Selection effects could also be relevant here: if accretion started earlier, it would either be fainter (hence harder to observe, possibly not producing strong broad lines) or exhausted by the time the BH reaches the observed position. Assuming the accretion disk dragged by the recoiling BH is (i) well described by a Shakura & Sunyaev (1973) disk and (ii) limited in its outer radius by self-gravity driven fragmentation, then the total mass available for accretion is M_disk ≈ M × H/R, where M is the mass of the BH and H/R ∼ 10⁻³ is the aspect ratio for a typical AGN accretion disk (King & Pringle 2007). A BH accreting close to its Eddington limit would then consume all its fuel on a timescale comparable with the age of the jet, partially motivating its youth.

4.2. Jet orientation

We assumed that the jet axis is aligned with the BH spin, so the jet viewing angle (i.e., the angle between the line of sight and the jet axis) is

$$\begin{array}{c}\hfill {\theta }_{\mathrm{jet}}=\{\begin{array}{cc}{\theta }_{n\chi }\hfill & \mathrm{if}{0}^{°}\le {\theta }_{n\chi }<{90}^{°},\hfill \\ {180}^{°}-{\theta }_{n\chi }\hfill & \mathrm{if}{90}^{°}\le {\theta }_{n\chi }<{180}^{°}.\hfill \end{array}\end{array}$$(8)
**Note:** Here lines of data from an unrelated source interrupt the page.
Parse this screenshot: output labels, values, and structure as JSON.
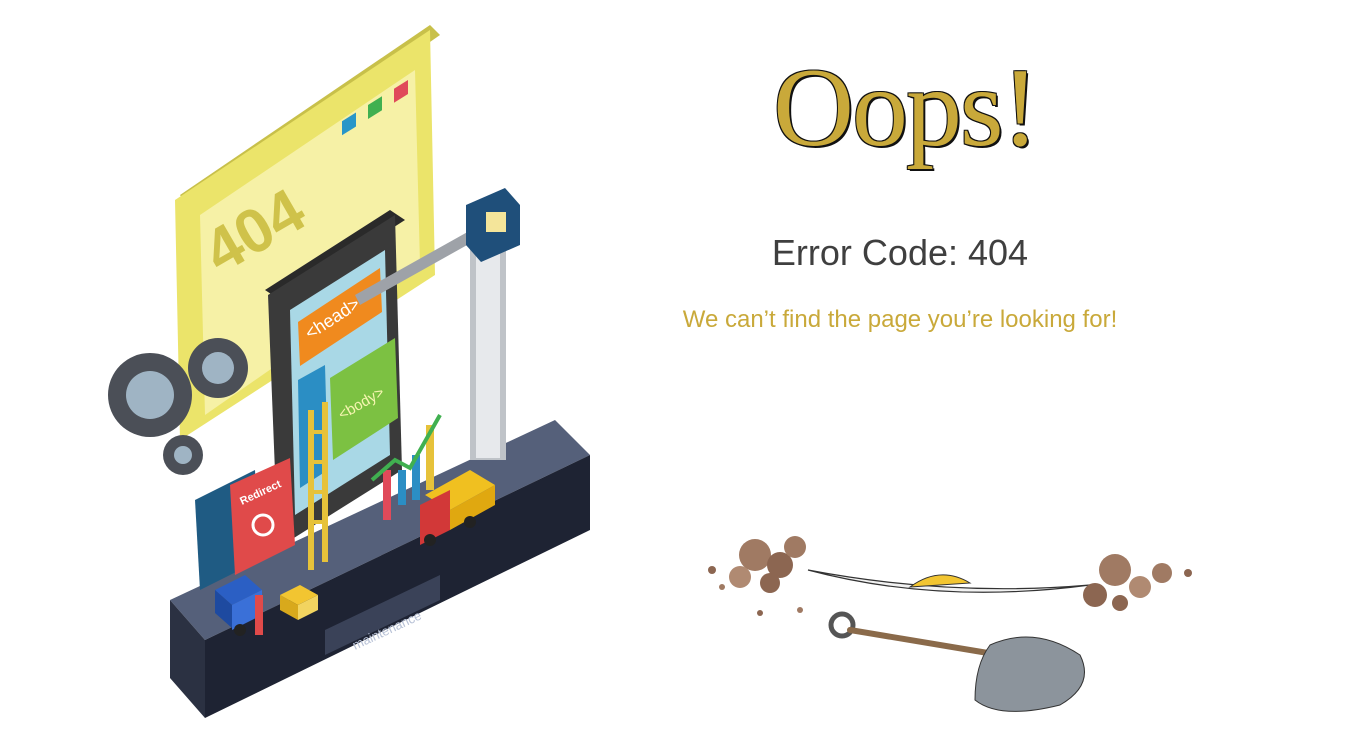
{
  "illustration": {
    "screen_code": "404",
    "head_tag": "<head>",
    "body_tag": "<body>",
    "redirect_label": "Redirect",
    "maintenance_label": "maintenance"
  },
  "main": {
    "title": "Oops!",
    "error_code": "Error Code: 404",
    "message": "We can’t find the page you’re looking for!"
  },
  "colors": {
    "accent_gold": "#c9a93a",
    "text_dark": "#3f3f3f",
    "platform": "#4a5568",
    "screen_yellow": "#f2ec74"
  }
}
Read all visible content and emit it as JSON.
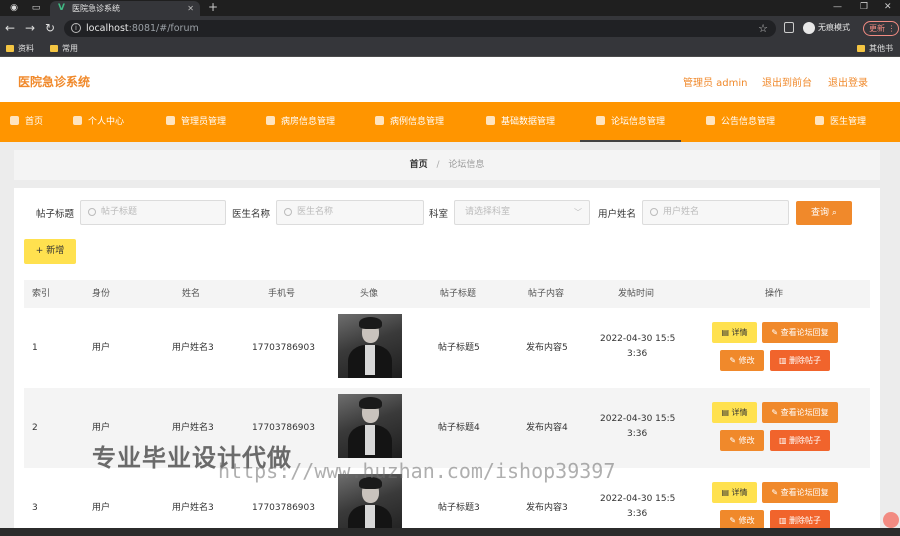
{
  "browser": {
    "tab_title": "医院急诊系统",
    "url_host": "localhost",
    "url_path": ":8081/#/forum",
    "profile_label": "无痕模式",
    "update_label": "更新",
    "bookmarks": [
      "资料",
      "常用"
    ],
    "other_bookmarks": "其他书签"
  },
  "header": {
    "title": "医院急诊系统",
    "admin_label": "管理员 admin",
    "front_link": "退出到前台",
    "logout_link": "退出登录"
  },
  "menu": [
    {
      "label": "首页"
    },
    {
      "label": "个人中心"
    },
    {
      "label": "管理员管理"
    },
    {
      "label": "病房信息管理"
    },
    {
      "label": "病例信息管理"
    },
    {
      "label": "基础数据管理"
    },
    {
      "label": "论坛信息管理"
    },
    {
      "label": "公告信息管理"
    },
    {
      "label": "医生管理"
    }
  ],
  "breadcrumb": {
    "home": "首页",
    "sep": "/",
    "current": "论坛信息"
  },
  "filters": {
    "post_title_label": "帖子标题",
    "post_title_placeholder": "帖子标题",
    "doctor_label": "医生名称",
    "doctor_placeholder": "医生名称",
    "dept_label": "科室",
    "dept_placeholder": "请选择科室",
    "user_label": "用户姓名",
    "user_placeholder": "用户姓名",
    "query_label": "查询",
    "add_label": "新增"
  },
  "table": {
    "columns": [
      "索引",
      "身份",
      "姓名",
      "手机号",
      "头像",
      "帖子标题",
      "帖子内容",
      "发帖时间",
      "操作"
    ],
    "rows": [
      {
        "index": "1",
        "role": "用户",
        "name": "用户姓名3",
        "phone": "17703786903",
        "title": "帖子标题5",
        "content": "发布内容5",
        "time1": "2022-04-30 15:5",
        "time2": "3:36"
      },
      {
        "index": "2",
        "role": "用户",
        "name": "用户姓名3",
        "phone": "17703786903",
        "title": "帖子标题4",
        "content": "发布内容4",
        "time1": "2022-04-30 15:5",
        "time2": "3:36"
      },
      {
        "index": "3",
        "role": "用户",
        "name": "用户姓名3",
        "phone": "17703786903",
        "title": "帖子标题3",
        "content": "发布内容3",
        "time1": "2022-04-30 15:5",
        "time2": "3:36"
      }
    ],
    "actions": {
      "detail": "详情",
      "view_replies": "查看论坛回复",
      "edit": "修改",
      "delete": "删除帖子"
    }
  },
  "watermark": {
    "text_cn": "专业毕业设计代做",
    "text_url": "https://www.huzhan.com/ishop39397"
  },
  "colors": {
    "accent": "#ff9500",
    "accent_text": "#f0892b",
    "button_yellow": "#ffe14f",
    "button_red": "#f1642c"
  }
}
From our MCMC we find ${\theta }_{\text{jet}}={7.2}^{°}{}_{-{5.2}^{°}}^{+{9.8}^{°}}$. The jet viewing angle can also be measured using radio data and, in the following, we present two different strategies to do so.

We reduced and analyzed the VLA data of 3C 186 using version 6.5.4 of the CASA software (Bean et al. 2022). In particular, we calibrated the flux density scale using the close-by 0812+367 calibrator as reference and we reconstructed the image using natural weighting and a 50 mas cell size. Constant surface brightness contours of the resulting image are shown in blue in Fig. 5. Blue stars mark the centers of four elliptical Gaussian components that we fitted to the image, indicated by A, B, C, and K. In Fig. 5 we superimpose in black the isocontours of surface brightness obtained from the more sensitive, higher-resolution observation performed with EVN+MERLIN at 1.7 GHz (Spencer et al. 1991). Coordinates in the figure refer to the VLA observation and the EVN+MERLIN contours have been aligned using the position of component A.

Fig. 5. Surface brightness contours of the reconstructed image from archival VLA and EVN+MERLIN observations of 3C 186 at 8.4 GHz and 1.7 GHz, respectively. Blue curves indicate the VLA observation; we show six contours of constant surface brightness at 8.4 GHz, logarithmically spaced between 10% and 80% of the peak surface brightness (33.3 mJy beam−1). Black curves in the background refer to the higher resolution EVN+MERLIN image (Spencer et al. 1991). Blue stars mark the centers of four elliptical Gaussian components, which we label A (lobe of the receding jet), B (lobe of the approaching jet), C (core), and K (knot).

Consistently with Spencer et al. (1991) and given the spectral information reported there, we identify the following features.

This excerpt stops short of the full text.